I've been giving a lot of thought to this the last couple of days when thinking about trans-hate. What would be a good test for transgender people to show they were genuine and not part of some transtrend. I have not really come up with anything solid yet but I was thinking... if the doctor were to offer you a pill that made the gender dysphoria go away, and allowed you to live the gender that matched the sex of your birth just like every other non-trans cis person in the world... would you take it?  There isn't a day that goes by when I don't wish to be female but if a doctor offered me that tablet to make that dysphoria go away... I would swallow it in a heartbeat. I might be wrong, but I think that just about every transperson who is genuine would do the same. You need to convince your parents that is the case with you. This isn't something we want, this isn't something we can control. Why would I spend 44 years trying to hide this from the world if it is was something I really wanted?  We do it because there comes a point when we have no choice. Whether you do it when you are young or you do it later in life... one way or another, eventually it becomes too much and you will have to deal with it.

So I am not sure if that helps or not... but contact that other person... he could really do with a friend right now and it sounds like you could do with a friend too. You both are facing ftm and are of similar age.  https://www.susans.org/forums/index.php/topic,241253.0.html
Title: Re: I need advice on how to talk to my parents about being transgender
Post by: Ryuichi13 on September 30, 2018, 10:09:46 AM
Don't let your father get to you, or no one else.  If you can, can you go into councelling/therapy?  Don't worry, we all need it.  It gives us a safe place to vent, feel like we can be ourselves, be validated, have our worst fears alliviated and best of all, have at least one person on our side.  Don't worry, we all need to have a gender therapist to help us along our transition journey, even if you don't medically transition.  Its wonderful to have at least one ally on our side!
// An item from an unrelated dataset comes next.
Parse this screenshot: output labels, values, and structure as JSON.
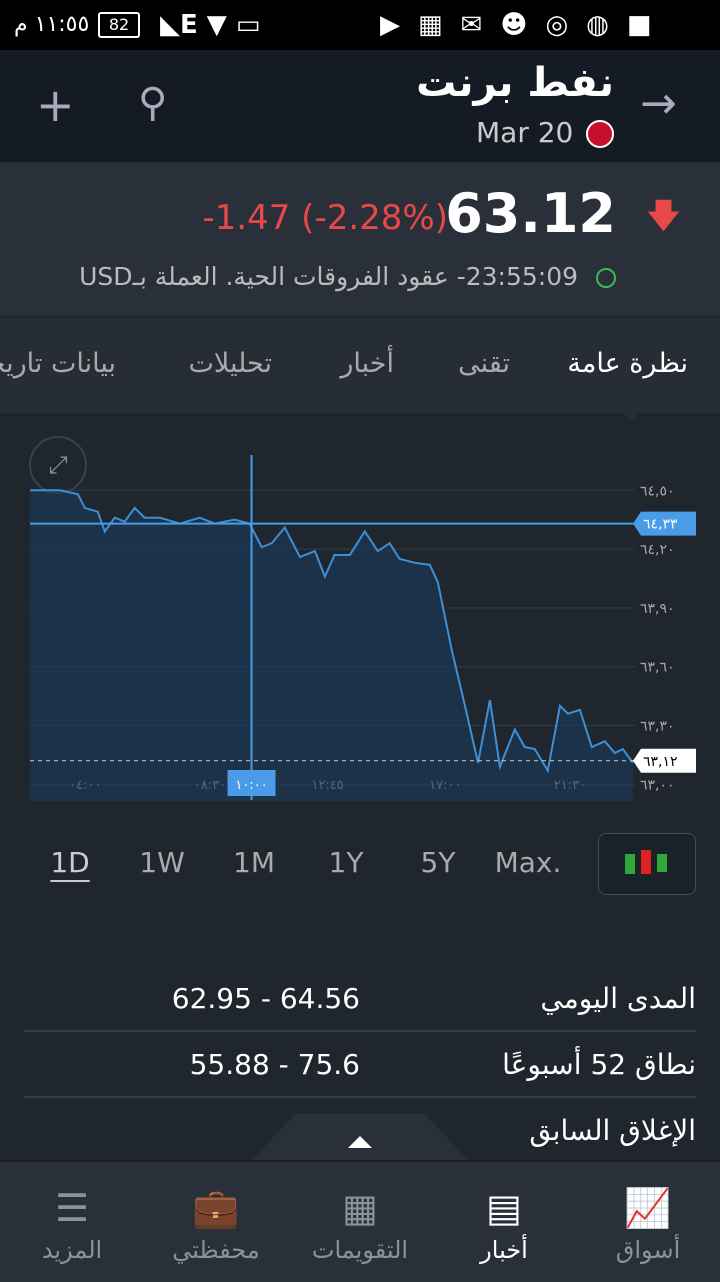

We are all here for each other.  Feel free to talk freely here, that's why this forum was created, to have a safe place for us to be ourselves.

Please don't hurt yourself.  This past birthday, my family too wished my deadname and deadgender a happy birthday.  I had come out to them last year, but I suppose they didn't believe me.  So I came out to them again. One sister refused to accept it, while another  accepted it completely.  (I am no longer speaking to the unaccepting sister until I get a heartfelt apology for her telling me to "DIE" on my birthday.)  So I get what you mean when everyone wished your deadname and deadgender "happy birthday."  They wished the mask you wear those things, not you.  its a fearful thing, taking off that mask and showing them the Real You.  But I can believe you can do it. 

Stay strong bro, we are all here for you.  Talk to us. We have all been there, in one way or another.  Together, we can be strong for each other.